It turns out that yesterday’s declaration of a win in this year’s NaNoWriMo was premature. OpenOffice had told me that my word count was 50,024, but when I submitted my world-class prose to the official NaNo validator, it decided there were only 48,800 words. Say what??? Of course there are lots of different defensible positions as to what constitutes a word, but could a 1200-word discrepancy really be down to differing interpretations? Nope. It turns out that OpenOffice’s word count algorithm is broken, and has been for some time. You heard right ladies and gentlemen – OpenOffice Writer wants to be a serious competitor for Word and yet it can’t even count words!

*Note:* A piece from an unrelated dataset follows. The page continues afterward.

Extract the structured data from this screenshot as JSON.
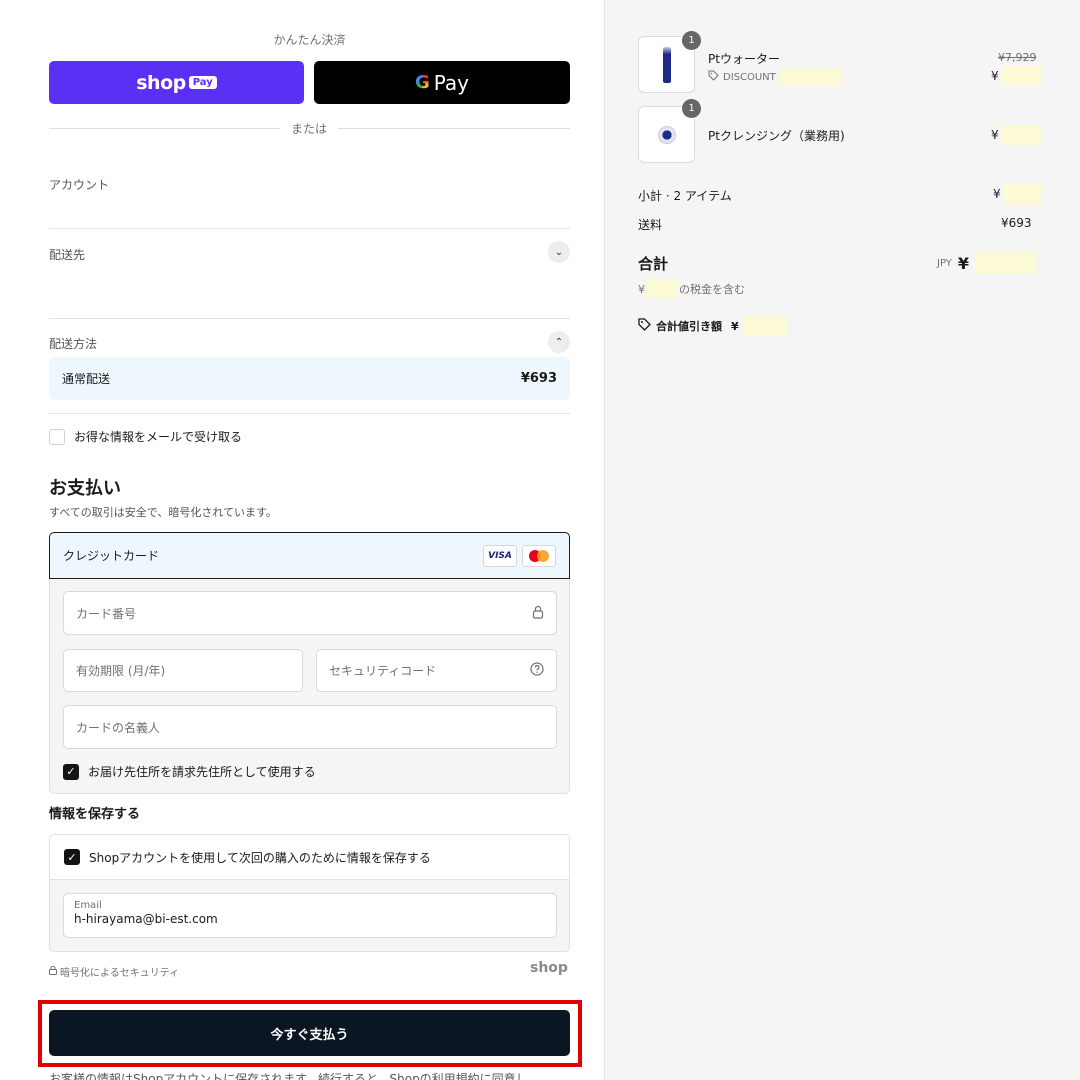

I don’t know exactly what the problem is, but it gets confused by custom quotes (= smart quotes in Word parlance):
“
counts as one word,
”
counts as one word, while
“Hello”
(with curly quotes) counts as two words and
"Hello"
(with straight quotes) counts as one word. Go figure.
Effectively, in a novel context, what this means is that every line of dialogue adds one extra word to the overall count which shouldn’t be there.
This is a known problem, and unfortunately the OpenOffice team show no interest in fixing it, as it’s been present for several versions.
So anyway I pounded out a few hundred more words today, and now I have 51,800 words according to OpenOffice and 50,700 according to the NaNo validator, so I have my win back again. But what a pain.